Все с той же равнодушной любезностью, с которой провожают хорошую знакомую, Цетегус поцеловал холодную руку вдовы Боэция, руку, которую Рустициана как бы позабыла вынуть из его руки, и проводил ее до потайной лестницы, предупредительно открытой архидьяконом.
На пороге Рустициана еще раз смерила высокую мужскую фигуру сверкающим взглядом, полным самых противоречивых чувств, и затем, молча покачав головой, опустила темное покрывало и скрылась.
Цетегус вернулся на свое место и не спеша допил чашу с искрящимся вином.
— Странная борьба происходит в душе этой женщины, — качая головой, произнес архидьякон.

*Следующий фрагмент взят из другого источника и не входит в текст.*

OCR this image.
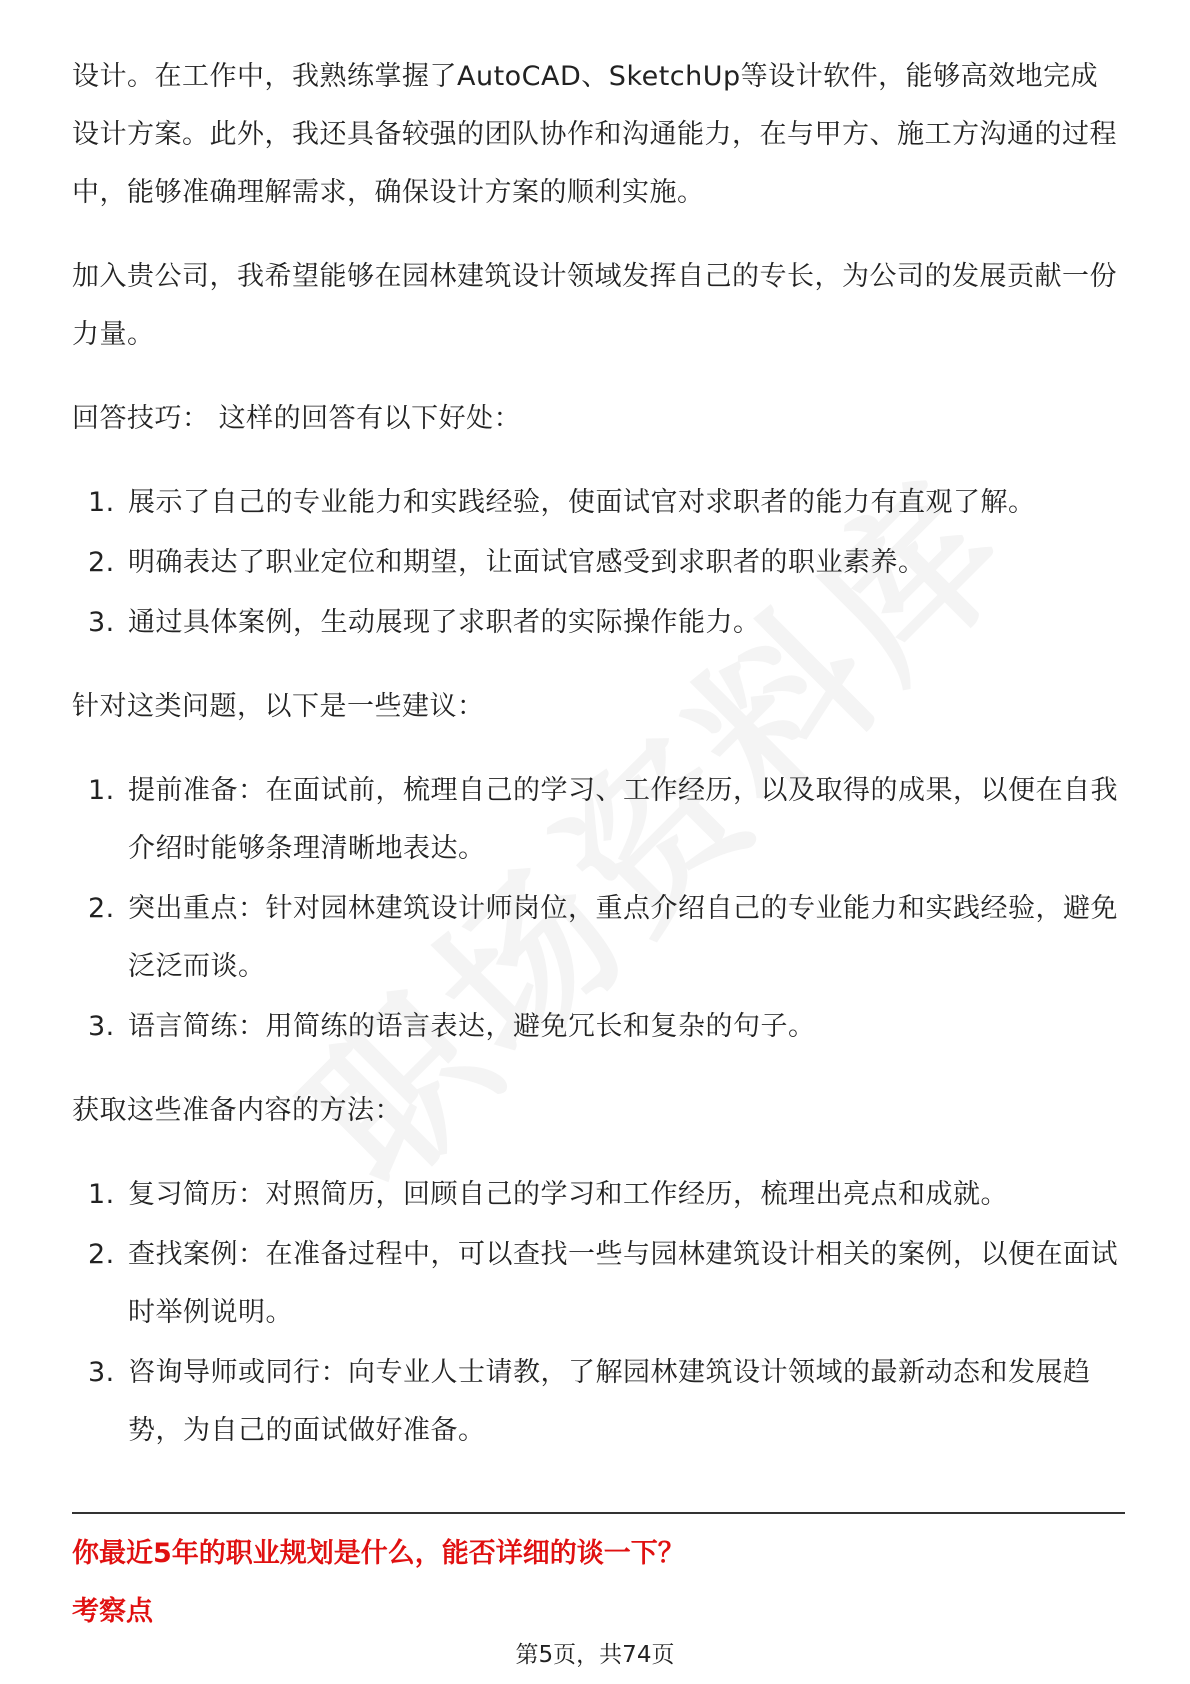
设计。在工作中，我熟练掌握了AutoCAD、SketchUp等设计软件，能够高效地完成设计方案。此外，我还具备较强的团队协作和沟通能力，在与甲方、施工方沟通的过程中，能够准确理解需求，确保设计方案的顺利实施。

加入贵公司，我希望能够在园林建筑设计领域发挥自己的专长，为公司的发展贡献一份力量。

回答技巧： 这样的回答有以下好处：

1. 展示了自己的专业能力和实践经验，使面试官对求职者的能力有直观了解。
2. 明确表达了职业定位和期望，让面试官感受到求职者的职业素养。
3. 通过具体案例，生动展现了求职者的实际操作能力。

针对这类问题，以下是一些建议：

1. 提前准备：在面试前，梳理自己的学习、工作经历，以及取得的成果，以便在自我介绍时能够条理清晰地表达。
2. 突出重点：针对园林建筑设计师岗位，重点介绍自己的专业能力和实践经验，避免泛泛而谈。
3. 语言简练：用简练的语言表达，避免冗长和复杂的句子。

获取这些准备内容的方法：

1. 复习简历：对照简历，回顾自己的学习和工作经历，梳理出亮点和成就。
2. 查找案例：在准备过程中，可以查找一些与园林建筑设计相关的案例，以便在面试时举例说明。
3. 咨询导师或同行：向专业人士请教，了解园林建筑设计领域的最新动态和发展趋势，为自己的面试做好准备。
你最近5年的职业规划是什么，能否详细的谈一下？
考察点
第5页，共74页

Он вынул из стенного шкафа свиток пергамента, восковую дощечку, грифель и другие принадлежности письма, и положив все это на придвинутый стол, стал рядом со своим молчаливым гостем.
Цетегус пожал плечами.
— Я не вижу ничего особенного в чувствах Рустицианы. Она хочет отомстить за своего мужа, надеясь таким образом загладить свою вину перед ним. В том, что бывший сообщник ее неверности помогает ее мести, делает исполнение этого долга особенно для нее заманчивым. Таково объяснение чувств и колебаний Рустицианы, конечно, инстинктивных и бессознательных… Но оставим этот мало интересный предмет… Скажи мне лучше, что нового, Сильверий?
Сообщники принялись обсуждать то, о чем нельзя было говорить при других заговорщиках.
— Прежде всего надо упрочить владение миллионами Альбинуса и решить, как их использовать. Ты знаешь, как нам нужны деньги.
— Денежные вопросы твое дело, Сильверий, — холодно ответил Цетегус. — Я мог, конечно, заниматься финансами, если бы это было не так скучно. Тебя же золото интересует, и поэтому я не хочу мешаться в твои распоряжения и знать твои планы.
Сильверий улыбнулся в знак согласия и признательности и продолжал докладывать.
— Ты помнишь, конечно, что нами решено было завладеть умами некоторых влиятельных лиц в Неаполе. Вот список имен. Возле каждого ты найдешь примечание о характере, условиях жизни, вкусах, привычках и, — главное — слабостях… Между ними есть люди, не поддающиеся на обыкновенные средства соблазна, обмана или устрашений. Надо придумать что-либо новенькое, дабы сделать их безвредными.
— Вот это я возьму на себя, — ответил римлянин, разрезая золотым ножом сочный персик. — Передай мне список, Сильверий.
После часовой работы секретные документы были разобраны и снова спрятаны в потайной шкаф за большим распятьем, вделанным в стену.
Архидьякон чувствовал себя усталым, и с завистью взглянув на своего сообщника, железное здоровье которого, казалось, не знало потребности во сне или отдыхе, не мог удержаться от выражения удивления.
— Выносливость — дело привычки, друг Сильверий. Она вырабатывается, как и всякая другая способность тела и души. У меня крепкие нервы, чистая совесть… — с насмешливой улыбкой ответил Цетегус.
— Я говорю серьезно, — возразил архидьякон. — Ты для меня настоящая загадка, всегда и во всем.
— Надеюсь ею и оставаться, друг Сильверий. Разгаданная загадка не нужна даже друзьям.
— Иногда мне кажется, что ты считаешь нас всех настолько ниже себя, что не желаешь высказываться из пренебрежения…
В голосе Сильверия чувствовалась обида.
Цетегус улыбнулся.
— Я только считаю себя не менее проницательным, чем тебя, а так как я всегда был неразрешимой загадкой для самого себя, Сильверий, то надеюсь остаться ею и для других. Ты знаешь, что только мелкие воды прозрачны…
— Да, — задумчиво проговорил архидьякон. — Ключ от твоей души спрятан далеко… Каждого из членов нашего союза можно разгадать, зная причину, побудившую его принять участие в заговоре. Юношеский пыл Люциния, строгое правосознание ученого юриста Сцеволы всякому понятны. Меня, как и всех священнослужителей, воодушевляет желание поработать во славу святой церкви…
— Конечно, — коротко подтвердил Цетегус, но в холодной улыбке, сопровождавшей это слово, прозвучала неуловимая насмешка, заставившая архидьякона запнуться. Однако эта короткая заминка заставила его говорить еще быстрее.